A principal’s hugs and kisses have resulted in a stinging reprimand for the administrator and a plan to survey the employee climate at Puyallup High School.
“It was presumptuous, arrogant and wrong of you to assume that it was permissible or appropriate to hug or kiss a woman in a workplace setting,” Larry Sera, assistant superintendent of Puyallup schools’ human resources wrote in a Nov. 16 letter to Puyallup High School Principal Mike Joyner.
“Physical demonstrations of thanks or affection in the workplace are unacceptable to many women and must stop.”
If Joyner engages in physical contact with a woman that might be perceived as inappropriate or unwelcome in the future, Sera warned, it could result in “discipline up to and including termination.”
Sera’s letter noted that this was Joyner’s second reprimand for similar conduct within a year. In November 2006, the district reprimanded Joyner after a teacher at another Puyallup school said he inappropriately squeezed her shoulders and arms as she tried to move away from him at an athletic coach seminar.
Joyner, 58, couldn’t be reached for comment this week.
The Nov. 16 reprimand follows the conclusion of a district investigation last month that found the principal had inappropriately kissed three female employees and a student, and “lightly swatted” one teacher on the head.
Most of the kisses were on the cheek as a sign of thanks, a birthday greeting or farewell.
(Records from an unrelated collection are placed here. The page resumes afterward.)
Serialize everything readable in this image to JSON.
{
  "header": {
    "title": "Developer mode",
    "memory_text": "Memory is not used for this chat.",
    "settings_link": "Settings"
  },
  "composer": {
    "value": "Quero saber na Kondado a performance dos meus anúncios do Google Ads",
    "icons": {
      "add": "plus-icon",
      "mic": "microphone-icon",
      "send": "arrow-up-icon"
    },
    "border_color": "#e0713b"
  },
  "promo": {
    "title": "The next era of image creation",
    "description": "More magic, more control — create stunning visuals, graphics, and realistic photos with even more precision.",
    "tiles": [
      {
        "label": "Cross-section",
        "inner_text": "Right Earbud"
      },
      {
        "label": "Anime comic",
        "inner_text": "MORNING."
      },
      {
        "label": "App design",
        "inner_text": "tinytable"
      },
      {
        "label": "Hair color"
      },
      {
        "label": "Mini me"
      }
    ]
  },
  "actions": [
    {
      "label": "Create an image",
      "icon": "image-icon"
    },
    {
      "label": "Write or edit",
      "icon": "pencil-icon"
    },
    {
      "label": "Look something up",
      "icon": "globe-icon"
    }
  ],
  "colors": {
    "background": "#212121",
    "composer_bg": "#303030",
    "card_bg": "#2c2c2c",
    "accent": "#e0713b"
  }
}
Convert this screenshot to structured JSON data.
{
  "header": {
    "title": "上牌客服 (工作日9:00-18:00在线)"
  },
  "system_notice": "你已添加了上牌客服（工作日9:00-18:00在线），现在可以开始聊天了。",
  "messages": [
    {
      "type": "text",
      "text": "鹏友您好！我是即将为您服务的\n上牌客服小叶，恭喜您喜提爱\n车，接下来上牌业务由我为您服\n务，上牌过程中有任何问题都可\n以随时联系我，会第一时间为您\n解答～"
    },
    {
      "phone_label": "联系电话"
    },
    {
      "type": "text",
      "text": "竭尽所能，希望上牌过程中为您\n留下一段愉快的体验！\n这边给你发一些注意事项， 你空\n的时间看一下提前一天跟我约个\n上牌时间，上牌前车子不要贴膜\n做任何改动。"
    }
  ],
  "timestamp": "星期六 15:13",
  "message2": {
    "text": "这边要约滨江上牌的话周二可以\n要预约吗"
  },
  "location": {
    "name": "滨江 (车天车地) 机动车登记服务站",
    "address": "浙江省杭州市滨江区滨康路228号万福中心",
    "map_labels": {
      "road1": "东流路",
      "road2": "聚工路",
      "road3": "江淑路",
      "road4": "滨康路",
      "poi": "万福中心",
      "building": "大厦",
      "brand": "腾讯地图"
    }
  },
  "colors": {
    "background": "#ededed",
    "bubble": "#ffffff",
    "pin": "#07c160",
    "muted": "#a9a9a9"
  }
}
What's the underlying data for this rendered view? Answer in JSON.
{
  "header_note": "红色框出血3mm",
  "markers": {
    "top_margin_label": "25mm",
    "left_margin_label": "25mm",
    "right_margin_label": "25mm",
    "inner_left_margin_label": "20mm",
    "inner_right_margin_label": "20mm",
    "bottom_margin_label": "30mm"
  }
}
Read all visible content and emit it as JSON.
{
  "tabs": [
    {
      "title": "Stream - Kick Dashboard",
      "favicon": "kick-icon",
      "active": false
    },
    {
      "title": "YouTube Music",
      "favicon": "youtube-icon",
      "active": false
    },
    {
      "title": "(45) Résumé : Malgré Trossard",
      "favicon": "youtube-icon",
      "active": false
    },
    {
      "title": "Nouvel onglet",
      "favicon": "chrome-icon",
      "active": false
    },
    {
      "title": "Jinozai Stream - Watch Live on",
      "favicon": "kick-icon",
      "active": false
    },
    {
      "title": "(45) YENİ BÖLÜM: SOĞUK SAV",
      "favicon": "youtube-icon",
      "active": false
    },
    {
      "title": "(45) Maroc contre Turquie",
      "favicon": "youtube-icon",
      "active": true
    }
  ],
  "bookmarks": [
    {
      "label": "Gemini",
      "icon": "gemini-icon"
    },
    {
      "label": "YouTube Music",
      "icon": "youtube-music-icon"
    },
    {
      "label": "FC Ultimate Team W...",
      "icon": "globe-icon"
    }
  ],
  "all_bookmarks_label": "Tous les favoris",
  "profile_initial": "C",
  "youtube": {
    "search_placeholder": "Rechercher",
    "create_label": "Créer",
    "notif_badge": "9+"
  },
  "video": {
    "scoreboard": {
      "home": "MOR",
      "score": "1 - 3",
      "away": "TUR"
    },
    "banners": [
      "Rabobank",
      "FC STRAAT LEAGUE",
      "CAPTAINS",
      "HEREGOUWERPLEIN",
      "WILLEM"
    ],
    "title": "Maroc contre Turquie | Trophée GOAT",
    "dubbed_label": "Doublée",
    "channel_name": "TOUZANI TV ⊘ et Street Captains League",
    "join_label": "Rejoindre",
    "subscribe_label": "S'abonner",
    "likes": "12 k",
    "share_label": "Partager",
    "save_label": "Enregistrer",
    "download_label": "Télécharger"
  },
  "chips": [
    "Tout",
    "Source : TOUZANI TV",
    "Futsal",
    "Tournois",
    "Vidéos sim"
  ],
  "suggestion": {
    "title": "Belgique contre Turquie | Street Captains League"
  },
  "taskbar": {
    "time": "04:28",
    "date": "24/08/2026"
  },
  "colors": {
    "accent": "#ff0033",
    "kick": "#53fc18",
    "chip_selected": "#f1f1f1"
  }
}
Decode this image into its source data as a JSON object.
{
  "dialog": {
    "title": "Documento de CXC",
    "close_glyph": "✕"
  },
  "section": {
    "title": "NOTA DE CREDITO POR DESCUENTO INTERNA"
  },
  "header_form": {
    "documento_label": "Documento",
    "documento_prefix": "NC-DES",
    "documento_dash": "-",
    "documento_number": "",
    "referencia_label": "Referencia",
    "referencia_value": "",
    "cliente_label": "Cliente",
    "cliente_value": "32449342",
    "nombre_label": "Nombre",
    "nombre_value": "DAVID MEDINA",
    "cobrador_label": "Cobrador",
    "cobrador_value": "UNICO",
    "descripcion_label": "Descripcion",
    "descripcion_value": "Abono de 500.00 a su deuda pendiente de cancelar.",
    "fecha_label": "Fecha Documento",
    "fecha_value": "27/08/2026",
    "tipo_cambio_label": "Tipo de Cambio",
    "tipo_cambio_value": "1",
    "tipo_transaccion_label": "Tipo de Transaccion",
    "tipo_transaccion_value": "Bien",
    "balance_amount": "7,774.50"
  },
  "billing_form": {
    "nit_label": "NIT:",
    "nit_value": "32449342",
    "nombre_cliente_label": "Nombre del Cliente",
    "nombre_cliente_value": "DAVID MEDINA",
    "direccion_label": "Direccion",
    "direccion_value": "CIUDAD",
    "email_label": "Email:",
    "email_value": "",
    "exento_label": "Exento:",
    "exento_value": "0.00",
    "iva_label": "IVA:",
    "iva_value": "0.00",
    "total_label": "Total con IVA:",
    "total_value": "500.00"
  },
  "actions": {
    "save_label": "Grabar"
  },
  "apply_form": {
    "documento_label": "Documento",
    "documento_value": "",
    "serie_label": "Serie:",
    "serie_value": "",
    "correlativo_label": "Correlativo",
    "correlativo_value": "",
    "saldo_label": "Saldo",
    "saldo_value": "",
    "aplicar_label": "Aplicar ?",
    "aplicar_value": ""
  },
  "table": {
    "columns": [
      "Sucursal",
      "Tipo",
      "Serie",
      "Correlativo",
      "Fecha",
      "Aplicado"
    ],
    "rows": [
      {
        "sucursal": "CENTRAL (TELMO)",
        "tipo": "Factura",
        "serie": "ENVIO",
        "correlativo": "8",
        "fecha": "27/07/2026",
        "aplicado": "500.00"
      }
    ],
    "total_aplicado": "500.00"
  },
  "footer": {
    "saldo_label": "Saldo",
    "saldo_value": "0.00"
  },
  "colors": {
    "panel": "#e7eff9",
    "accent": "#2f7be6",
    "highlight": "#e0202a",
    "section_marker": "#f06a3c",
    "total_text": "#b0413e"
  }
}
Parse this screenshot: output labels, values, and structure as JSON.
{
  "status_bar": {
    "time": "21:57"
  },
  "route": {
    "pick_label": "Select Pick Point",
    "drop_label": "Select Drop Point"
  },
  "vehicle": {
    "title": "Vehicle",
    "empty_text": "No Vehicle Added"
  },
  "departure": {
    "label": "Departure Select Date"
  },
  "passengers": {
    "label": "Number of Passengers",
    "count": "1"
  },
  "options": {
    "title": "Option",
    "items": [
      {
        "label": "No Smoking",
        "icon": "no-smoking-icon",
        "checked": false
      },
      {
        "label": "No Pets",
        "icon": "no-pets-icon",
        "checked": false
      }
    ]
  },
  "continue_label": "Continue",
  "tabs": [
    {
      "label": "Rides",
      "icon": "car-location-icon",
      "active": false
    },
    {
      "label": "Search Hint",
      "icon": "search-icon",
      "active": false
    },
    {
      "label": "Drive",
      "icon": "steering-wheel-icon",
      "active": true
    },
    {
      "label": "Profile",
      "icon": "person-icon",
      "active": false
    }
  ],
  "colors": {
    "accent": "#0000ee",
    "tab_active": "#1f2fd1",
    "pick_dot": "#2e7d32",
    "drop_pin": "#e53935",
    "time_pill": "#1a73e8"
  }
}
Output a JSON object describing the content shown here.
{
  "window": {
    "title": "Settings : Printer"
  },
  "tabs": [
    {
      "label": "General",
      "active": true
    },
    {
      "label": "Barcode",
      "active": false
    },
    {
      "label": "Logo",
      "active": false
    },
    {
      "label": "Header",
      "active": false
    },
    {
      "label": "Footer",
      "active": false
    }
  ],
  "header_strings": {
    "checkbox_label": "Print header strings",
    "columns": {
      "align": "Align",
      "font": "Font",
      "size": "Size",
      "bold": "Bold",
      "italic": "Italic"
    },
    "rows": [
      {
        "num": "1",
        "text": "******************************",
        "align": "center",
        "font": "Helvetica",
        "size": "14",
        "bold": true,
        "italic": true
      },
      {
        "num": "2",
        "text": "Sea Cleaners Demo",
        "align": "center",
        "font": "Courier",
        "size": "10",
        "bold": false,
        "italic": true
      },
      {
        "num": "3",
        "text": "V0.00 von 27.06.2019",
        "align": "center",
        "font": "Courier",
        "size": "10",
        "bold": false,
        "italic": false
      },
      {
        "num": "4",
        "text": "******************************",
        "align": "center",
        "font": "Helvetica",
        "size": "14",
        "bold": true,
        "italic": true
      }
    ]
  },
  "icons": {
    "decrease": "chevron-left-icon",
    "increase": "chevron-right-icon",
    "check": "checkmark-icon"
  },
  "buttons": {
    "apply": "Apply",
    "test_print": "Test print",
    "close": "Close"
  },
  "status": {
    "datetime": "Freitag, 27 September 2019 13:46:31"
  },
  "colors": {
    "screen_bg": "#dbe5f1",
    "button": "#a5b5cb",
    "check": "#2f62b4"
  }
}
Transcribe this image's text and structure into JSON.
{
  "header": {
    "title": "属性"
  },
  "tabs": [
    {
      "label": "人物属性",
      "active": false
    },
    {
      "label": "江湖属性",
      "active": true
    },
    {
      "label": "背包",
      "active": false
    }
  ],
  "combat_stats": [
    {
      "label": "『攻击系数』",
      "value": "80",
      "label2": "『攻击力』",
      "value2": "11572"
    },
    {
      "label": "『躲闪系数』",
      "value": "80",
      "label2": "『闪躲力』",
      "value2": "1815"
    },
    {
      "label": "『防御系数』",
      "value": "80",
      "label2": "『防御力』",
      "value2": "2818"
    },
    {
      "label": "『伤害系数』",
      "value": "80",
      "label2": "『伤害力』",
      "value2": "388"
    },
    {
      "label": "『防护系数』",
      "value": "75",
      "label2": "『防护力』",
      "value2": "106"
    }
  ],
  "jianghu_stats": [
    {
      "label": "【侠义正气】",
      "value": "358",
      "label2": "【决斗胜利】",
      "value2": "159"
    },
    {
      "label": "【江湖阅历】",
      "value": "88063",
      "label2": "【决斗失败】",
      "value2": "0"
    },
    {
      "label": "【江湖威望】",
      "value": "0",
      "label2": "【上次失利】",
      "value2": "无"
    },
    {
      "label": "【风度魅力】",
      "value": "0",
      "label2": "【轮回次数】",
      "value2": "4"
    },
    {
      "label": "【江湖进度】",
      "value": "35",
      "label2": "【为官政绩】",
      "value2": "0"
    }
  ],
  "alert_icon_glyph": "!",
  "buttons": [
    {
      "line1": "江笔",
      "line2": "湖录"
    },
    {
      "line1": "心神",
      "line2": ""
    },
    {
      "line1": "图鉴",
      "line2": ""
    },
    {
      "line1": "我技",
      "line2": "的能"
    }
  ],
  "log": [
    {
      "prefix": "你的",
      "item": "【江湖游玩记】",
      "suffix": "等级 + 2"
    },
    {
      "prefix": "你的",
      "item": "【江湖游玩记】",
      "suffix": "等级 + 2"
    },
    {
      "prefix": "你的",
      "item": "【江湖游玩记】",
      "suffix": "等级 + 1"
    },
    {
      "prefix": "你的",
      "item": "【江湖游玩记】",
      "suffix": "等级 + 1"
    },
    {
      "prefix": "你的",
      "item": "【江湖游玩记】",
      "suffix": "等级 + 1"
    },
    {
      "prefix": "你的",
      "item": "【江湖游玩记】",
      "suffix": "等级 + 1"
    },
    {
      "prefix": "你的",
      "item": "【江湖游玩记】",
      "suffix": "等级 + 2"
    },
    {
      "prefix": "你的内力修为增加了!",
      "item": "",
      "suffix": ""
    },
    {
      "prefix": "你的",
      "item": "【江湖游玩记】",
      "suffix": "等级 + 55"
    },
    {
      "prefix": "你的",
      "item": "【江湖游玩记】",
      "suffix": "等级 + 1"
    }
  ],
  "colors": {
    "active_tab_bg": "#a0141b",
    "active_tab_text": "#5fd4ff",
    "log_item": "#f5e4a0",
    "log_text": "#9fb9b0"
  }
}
He kissed the student when she became a Daffodil princess, and again when she visited the school the following school year.
NO SEXUAL HARASSMENT FOUND
Philip Thompson, the lawyer hired by the district to conduct the investigation, determined Joyner’s actions didn’t amount to sexual harassment because the contact was neither “severe nor pervasive.” Plus, the people who were kissed or hugged never told Joyner they objected.
Thompson interviewed 33 Puyallup High School and district staff members. While none of the individuals in those instances for which he was reprimanded welcomed the contact, other female employees who had been hugged or kissed said they didn’t object to Joyner’s physical displays of thanks and affection.
The report quoted Joyner as saying he grew up in the South, where, he said, kissing and hugging at work are a common sign of affection or gratitude.
Yet Thompson recommended the district take several steps, starting with issuing a “strongly worded” letter of reprimand.
He also suggested Joyner have a plan for repairing damaged working relationships, meet with staff in small groups to acknowledge mistakes and solicit feedback, and work with a management coach with expertise in male-female relationships in the workplace.
Joyner, who had been on paid administrative leave since Sept. 4 pending the outcome of the most recent investigation, returned to work Oct. 26, the same day the inquiry was concluded.
‘PLAN OF WORK’ ISSUED
Besides issuing the letter of reprimand, the district has begun implementing some of Thompson’s other suggestions.
Joyner has received a two-page “plan of work” laying out a series of short- and long-term tasks to address concerns about physical displays of thanks and appreciation in the workplace, and to determine how the school’s culture and climate adversely affect instruction and student performance.
Joyner has begun meeting with some of the school groups listed in the work plan, which range from department heads to the booster club to student-government leaders, said district spokeswoman Karen Hansen.
On Dec. 5, Puyallup High staff members will take a survey to determine their sense of the school’s culture and climate, another task in Joyner’s work plan.
“The reason we’re going down this path has nothing to do with sexual harassment. They found he was not guilty of sexual harassment,” Hansen said. But during the recent investigation, staff members expressed “mixed opinions about how things are going at Puyallup High School.”
Some reported feeling isolated from the school administration’s decision-making or cited a lack of collaboration, but no single issue of concern stood out.
“So to find out where we are, in terms of culture and climate of school, they’re starting with the survey,” Hansen said. “They’re trying to find the baseline of what exists at the current time.”
The Center for Educational Effectiveness created the survey, which is typically administered to staff members at schools that are beginning the process to raise student achievement.
The district has hired a Seattle University College of Education professor to coach Joyner and school staff in analyzing survey results and addressing issues the survey may reveal.
The survey costs $995, and the district anticipates using the consultant’s services for 10 hours at a cost of $125 an hour, Hansen said.